Source : commission des finances, d'après les documents budgétaires

En exécution 2023, les crédits consommés se sont finalement élevés à 61,2 milliards d'euros en AE et à 54,8 milliards d'euros en CP. Les AE ont été exécutées légèrement en-dessous de la prévision (- 1,4 %), de façon comparable à 2022 (- 0,2 %), tandis que les CP ont été sur-exécutés, à hauteur de 3,2 %, contre 4,4 % en 2022.

À moyen terme, les crédits de la mission poursuivent ainsi leur hausse tendancielle, que ce soit en AE ou en CP. Par rapport à l'exercice 2022, les AE exécutées ont augmenté de 2,9 % (soit + 1,7 milliard d'euros), tandis que les CP exécutés ont augmenté de 6,0 % (soit + 3,1 milliards d'euros). Par rapport à 2019, première année intégrée à la loi de programmation militaire (LPM) pour les années 2019 à 2025, les AE exécutées en 2023 sont en hausse de 19,0 %, et les CP de 22,2 %.

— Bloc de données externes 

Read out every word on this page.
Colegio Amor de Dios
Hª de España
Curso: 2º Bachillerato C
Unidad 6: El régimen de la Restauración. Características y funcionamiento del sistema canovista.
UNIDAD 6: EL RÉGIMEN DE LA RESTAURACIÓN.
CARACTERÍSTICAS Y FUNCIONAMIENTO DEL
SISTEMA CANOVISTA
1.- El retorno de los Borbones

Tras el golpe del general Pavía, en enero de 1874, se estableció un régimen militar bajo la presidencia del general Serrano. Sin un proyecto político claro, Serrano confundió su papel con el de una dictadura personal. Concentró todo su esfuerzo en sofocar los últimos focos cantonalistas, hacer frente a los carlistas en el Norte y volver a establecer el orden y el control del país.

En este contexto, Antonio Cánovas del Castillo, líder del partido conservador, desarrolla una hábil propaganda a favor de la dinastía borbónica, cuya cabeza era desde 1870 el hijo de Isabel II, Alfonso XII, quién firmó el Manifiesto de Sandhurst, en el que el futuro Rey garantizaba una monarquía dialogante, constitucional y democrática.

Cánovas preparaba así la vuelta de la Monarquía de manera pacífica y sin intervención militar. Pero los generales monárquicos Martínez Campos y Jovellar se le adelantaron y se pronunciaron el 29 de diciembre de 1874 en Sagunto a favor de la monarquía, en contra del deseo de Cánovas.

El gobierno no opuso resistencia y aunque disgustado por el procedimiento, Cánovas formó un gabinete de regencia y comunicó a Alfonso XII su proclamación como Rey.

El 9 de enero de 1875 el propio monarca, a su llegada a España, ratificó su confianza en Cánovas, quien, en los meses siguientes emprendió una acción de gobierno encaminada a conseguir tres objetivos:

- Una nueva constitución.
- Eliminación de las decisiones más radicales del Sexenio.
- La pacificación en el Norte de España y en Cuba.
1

L'exécution 2023 hors contribution au CAS « Pensions » s'élève à 45,9 milliards d'euros en CP et apparait ainsi conforme - et même supérieure - à la trajectoire inscrite dans la LPM 2019-2025 (44 milliards d'euros). Elle s'inscrit ainsi dans la continuité des exercices depuis 2019, également respectueux de la programmation du point de vue des crédits budgétaires.

L'exercice 2023 a connu d'importants mouvements et ouvertures de crédits.

S'agissant des AE, 30,07 milliards d'euros ont été reportés depuis 2022, dont 24,5 milliards d'euros pour le programme 146 et 4,3 milliards d'euros pour le programme 178. Par ailleurs, 3,68 milliards d'euros ont été ouverts au titre des fonds de concours, attributions de produits, transferts et virements et dans le cadre de la LFFG6(*). Au total, 63,8 % des AE ouvertes (95,76 milliards d'euros) ont été consommées. La faiblesse de ce taux et la tendance aux reports successifs annuels (le montant des AE reportées vers 2024 est de 32,5 milliards d'euros) interroge quant à la lisibilité annuelle des crédits adoptés en loi de finances initiale par le Parlement et à la programmation des investissements.

Concernant les CP, 260 millions d'euros ont été reportés depuis 2022. La LLFG a en outre ouvert 2,31 milliards d'euros, auxquels s'ajoutent 1,14 milliard d'euros au titre des fonds de concours et attributions de produits, transferts et virements. Au total, les CP ouverts ont été consommés dans leur quasi-intégralité (96,5 % sur 56,83 milliards d'euros ouverts).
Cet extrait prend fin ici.